Die Bundesliga geht in die vierte Runde und während alle auf der Suche nach den richtigen Anstoßzeiten ihres Lieblingsklubs sind (Samstag 22.30 Uhr, Sonntag 09:40 o.ä.), hat Uli Hoeneß klammheimlich seine nächste Beute erlegt. Der sympathische Schwemmländer Arjen Robben wird mit seinen Kloks künftig beim deutschen Rekordmeister übers Trainingsgelände klappern.

Man staunte nicht schlecht, als der FC Bayern aller Krise zum Trotz unter der Woche bei Union Berlin gewann. Doch die viel größere Überraschung war, dass Ex-Manager in spe Uli Hoeneß, der 70 Jahre kein Bayernspiel verpasst hatte, offenbar nicht den Weg in die Hauptstadt fand. Was war der Grund? Solidarität zum Bruder? Natürlich nicht. „Dringende Transferangelegenheiten“ hieß es, und während sich ganz München bereits auf einen neuen Torhüter freute, meldete Hobby-Inuit Hoeneß mit blutverschmierter Harpune Vollzug bei der sommerlichen Robbenjagd.

Flügelflitzer mit Hose

Arjen Robben also soll’s nun richten bei den Bayern, die nach dem verkorksten Start in die neue Saison dringend Handlungsbedarf sahen und die Transferausgaben auf sensationelle und noch nie dagewesene 75 Millionen Euro schraubten. Lächerliche 25 Mios werden für den Flügelflitzer (mit Hose) von der Säbener Straße nach Madrid transferiert. Auf der einen Seite also eine Menge Asche weniger auf dem Konto und auf der anderen Seite – ja, was denn eigentlich?

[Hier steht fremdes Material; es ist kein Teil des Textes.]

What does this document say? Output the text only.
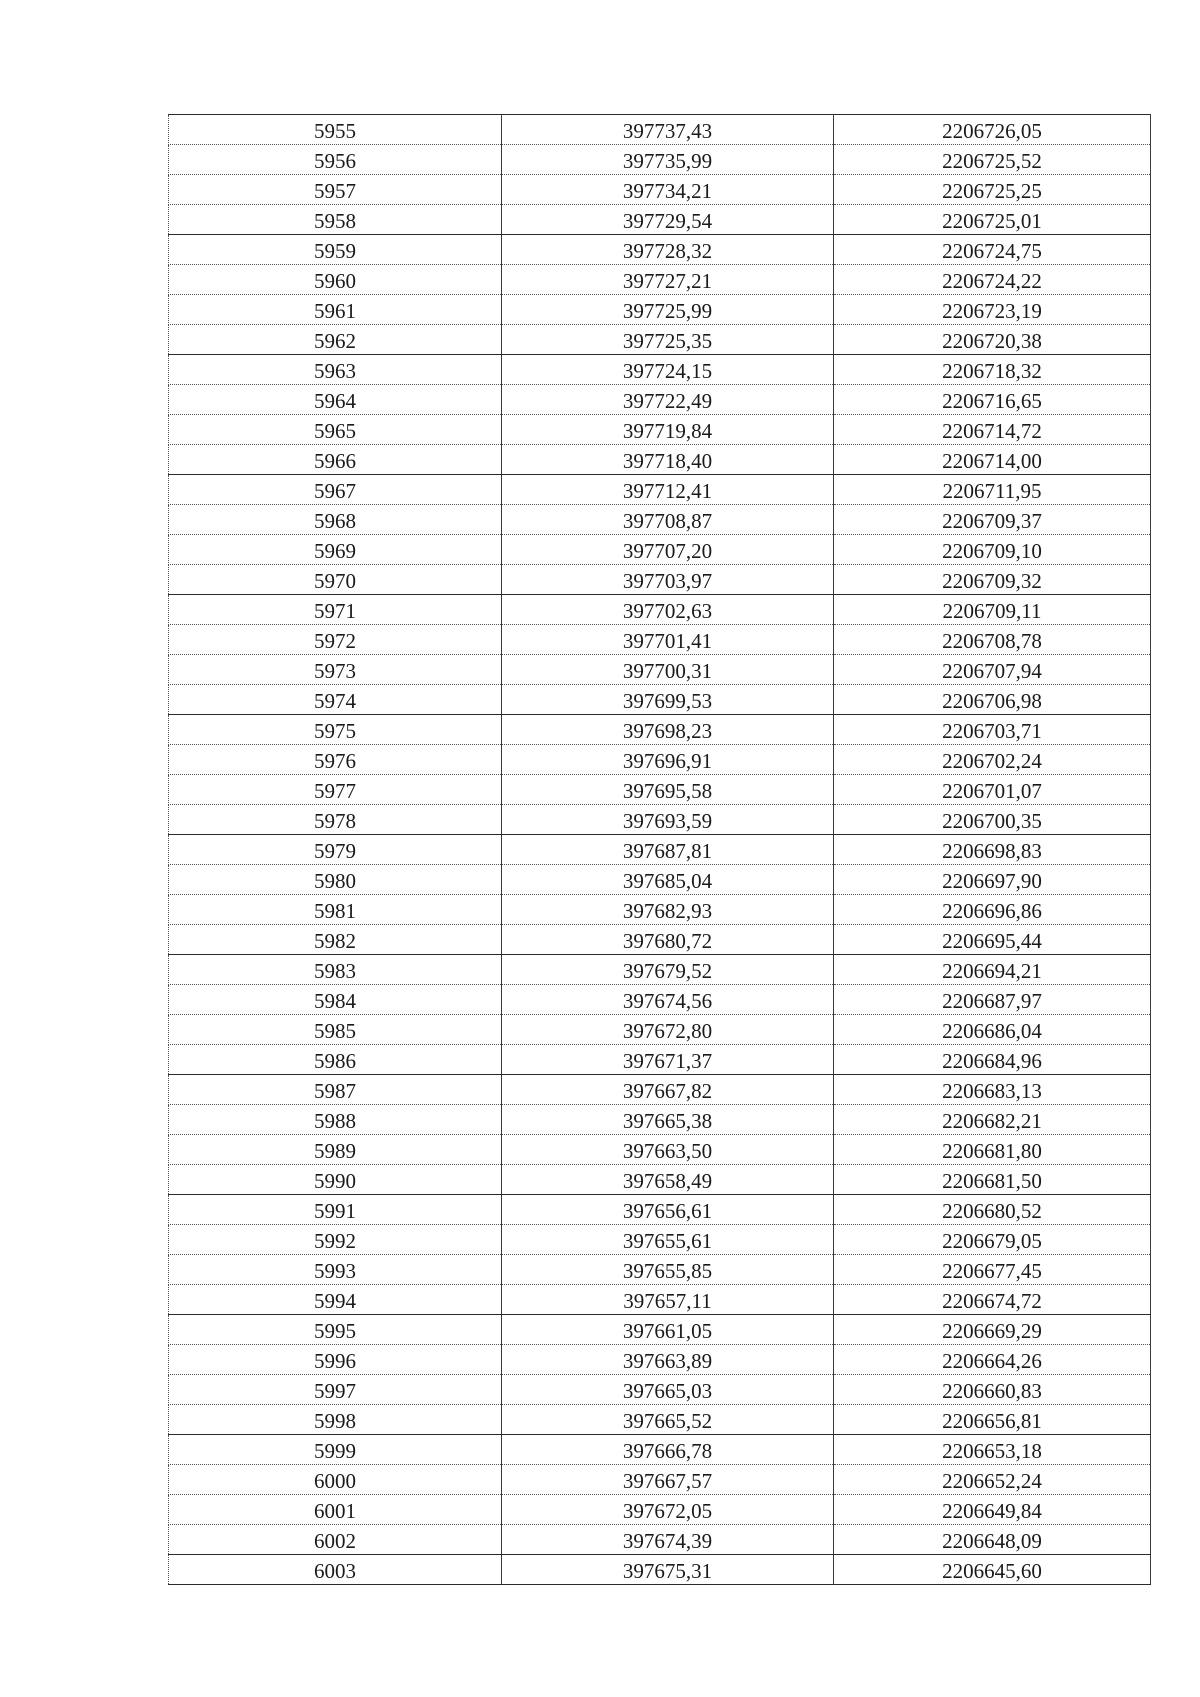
5955	397737,43	2206726,05
5956	397735,99	2206725,52
5957	397734,21	2206725,25
5958	397729,54	2206725,01
5959	397728,32	2206724,75
5960	397727,21	2206724,22
5961	397725,99	2206723,19
5962	397725,35	2206720,38
5963	397724,15	2206718,32
5964	397722,49	2206716,65
5965	397719,84	2206714,72
5966	397718,40	2206714,00
5967	397712,41	2206711,95
5968	397708,87	2206709,37
5969	397707,20	2206709,10
5970	397703,97	2206709,32
5971	397702,63	2206709,11
5972	397701,41	2206708,78
5973	397700,31	2206707,94
5974	397699,53	2206706,98
5975	397698,23	2206703,71
5976	397696,91	2206702,24
5977	397695,58	2206701,07
5978	397693,59	2206700,35
5979	397687,81	2206698,83
5980	397685,04	2206697,90
5981	397682,93	2206696,86
5982	397680,72	2206695,44
5983	397679,52	2206694,21
5984	397674,56	2206687,97
5985	397672,80	2206686,04
5986	397671,37	2206684,96
5987	397667,82	2206683,13
5988	397665,38	2206682,21
5989	397663,50	2206681,80
5990	397658,49	2206681,50
5991	397656,61	2206680,52
5992	397655,61	2206679,05
5993	397655,85	2206677,45
5994	397657,11	2206674,72
5995	397661,05	2206669,29
5996	397663,89	2206664,26
5997	397665,03	2206660,83
5998	397665,52	2206656,81
5999	397666,78	2206653,18
6000	397667,57	2206652,24
6001	397672,05	2206649,84
6002	397674,39	2206648,09
6003	397675,31	2206645,60
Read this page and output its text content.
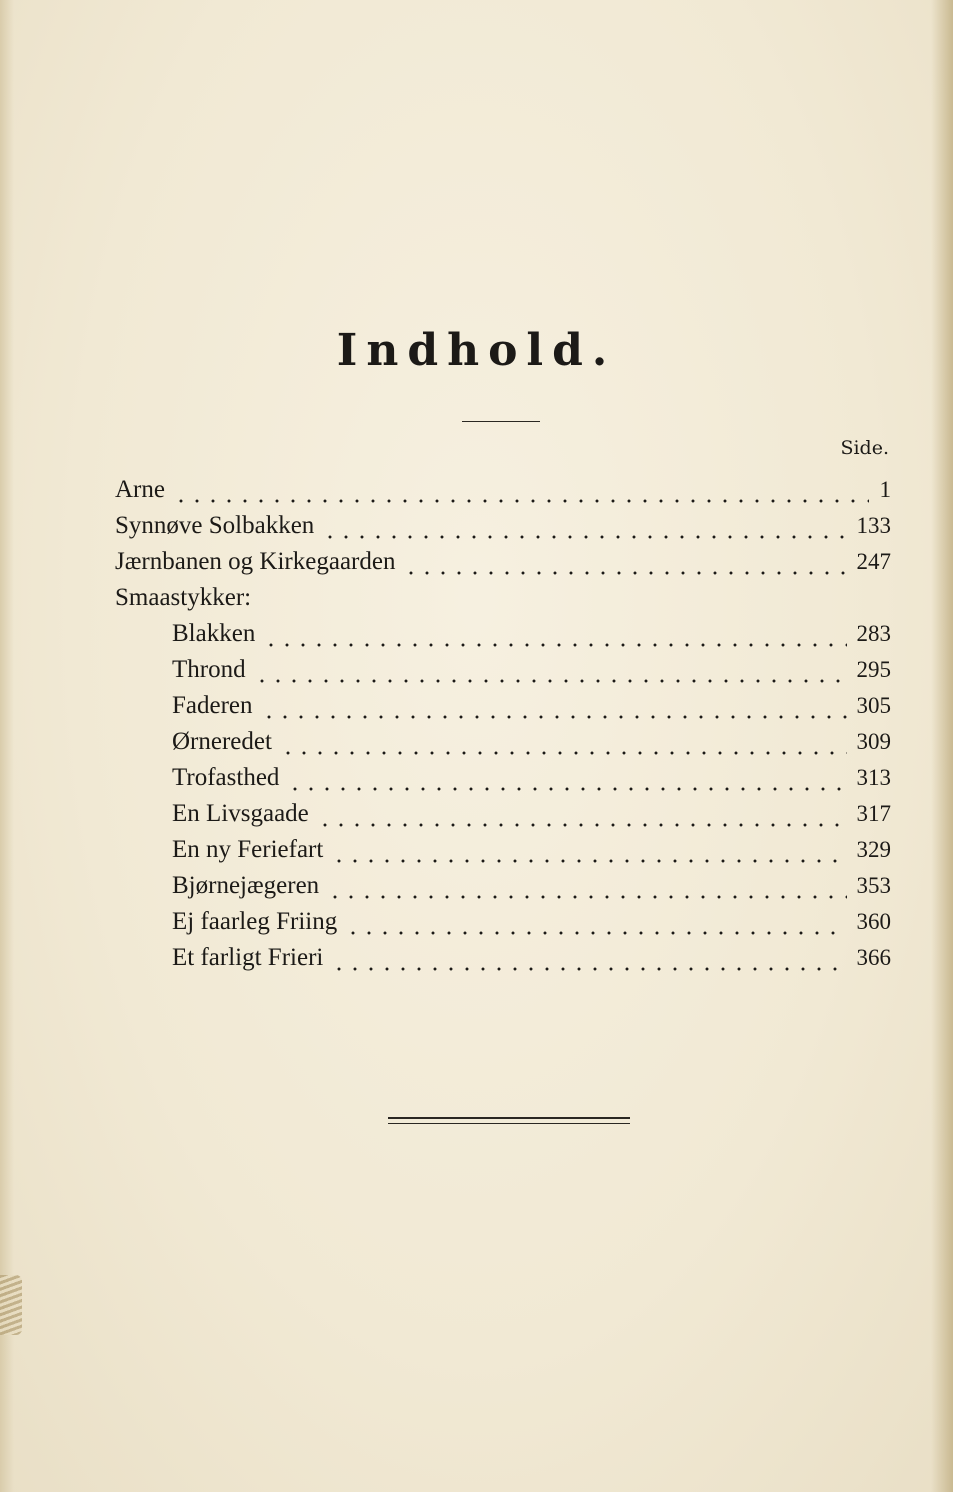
Indhold.
Side.
Arne	1
Synnøve Solbakken	133
Jærnbanen og Kirkegaarden	247
Smaastykker:
Blakken	283
Thrond	295
Faderen	305
Ørneredet	309
Trofasthed	313
En Livsgaade	317
En ny Feriefart	329
Bjørnejægeren	353
Ej faarleg Friing	360
Et farligt Frieri	366
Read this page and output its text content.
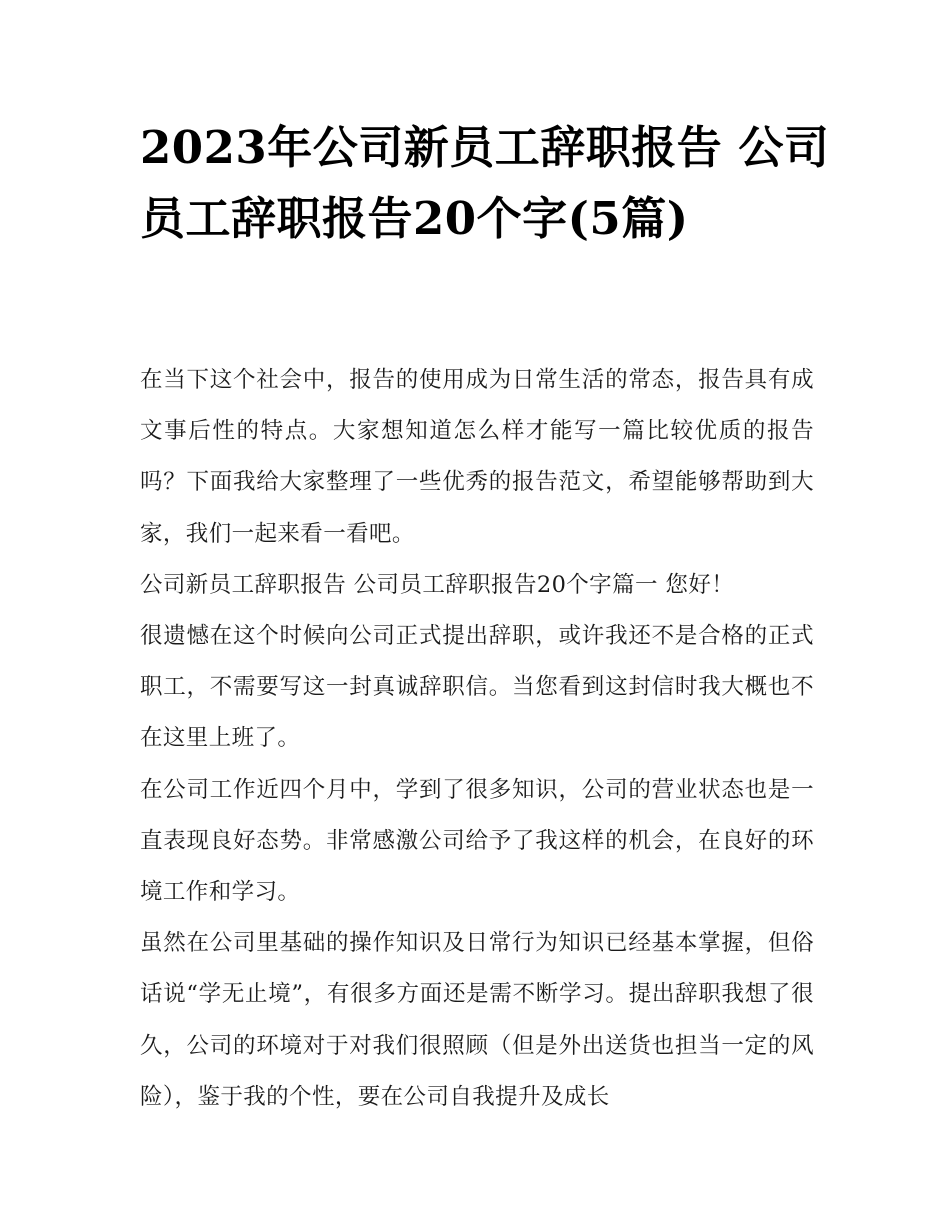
2023年公司新员工辞职报告 公司员工辞职报告20个字(5篇)

在当下这个社会中，报告的使用成为日常生活的常态，报告具有成文事后性的特点。大家想知道怎么样才能写一篇比较优质的报告吗？下面我给大家整理了一些优秀的报告范文，希望能够帮助到大家，我们一起来看一看吧。

公司新员工辞职报告 公司员工辞职报告20个字篇一 您好！

很遗憾在这个时候向公司正式提出辞职，或许我还不是合格的正式职工，不需要写这一封真诚辞职信。当您看到这封信时我大概也不在这里上班了。

在公司工作近四个月中，学到了很多知识，公司的营业状态也是一直表现良好态势。非常感激公司给予了我这样的机会，在良好的环境工作和学习。

虽然在公司里基础的操作知识及日常行为知识已经基本掌握，但俗话说“学无止境”，有很多方面还是需不断学习。提出辞职我想了很久，公司的环境对于对我们很照顾（但是外出送货也担当一定的风险），鉴于我的个性，要在公司自我提升及成长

Am stärksten ist der dribbelstarke Holländer sicherlich in der linken Offensive. Eine Position, die mit Olic und notfalls Ribery schon recht schwach besetzt ist. Aber rechtfertigt dieses „Luxus“problem einen solchen Verzweiflungseinkauf? Für den Laien auf den ersten Blick nicht, doch van Gaal plant ganz anders. Nach geheimen Mauertaktik-Insiderinformation wird Robben eine Art Torwartlibero auf der Zehnerposition hinter den Spitzen spielen. Eine absolute Schlüsselrolle in einem System, das Louis van Gaal einmal vor langer Zeit für schlechte Zeiten am Reißbrett entworfen hat.

Andere Quellen behaupten, dass der Stürmer (laut einer glatten Spielerpasslüge 25 Lenze jung, sieht aber schon aus wie Lothar Matthäus kurz nach Karriereende) in aller Ruhe seine Karriere ausklingen lassen möchte. Schließlich hat Arjen Robben schon so gut wie alles als Profi-Fußballer erlebt: Holländischer Meister, Englischer Meister, Spanischer Meister, Fußball-WM 2002 vorm Wohnwagen-Fernseher. Wer so viel erreicht hat, findet den Kick wohl nur noch im deutschen Abstiegskampf.

Mauertaktik wünscht viel Glück.

Bild: Flickr / eschipul

10 Gedanken zu „Erfolgreiche Robbenjagd“

  1. Einer der größten Schwachsinnstransfers der letzten Jahre. Bin ja bekanntlich kein großer Bayern-Hasser, aber ich hoffe, dass die dieses Jahr richtig abkacken. Hoeneß labert und labert immer von gesellschaftlichem Ansehen und zu hohen Transferausgaben bei ausländischen Club und jetzt machts der FC Bollywood genauso.
    Aber CAVE: Teuer=Gut gillt nicht immer!!
    In diesem Sinne HERTHAMANIA

  2. Man weiß wirklich nicht so genau, was das soll. Robben gilt ja überdies noch als nicht wenig verletzungsanfällig. Vor allem hinten präsentiert sich der FCB ja desolat derzeit.

  3. wieso auch in der abweh verstärken, ist doch anerkanntes REAL-Prinzip… und lucio gehen lassen und dafür badstuber spielen lassen, wat willste mehr?

  4. Dass Robbe am gefährlichsten auf der linken Seite sei, ist eine erbämliche Fehlleistung der Recherche-Abteilung der Defensiv-Künstler.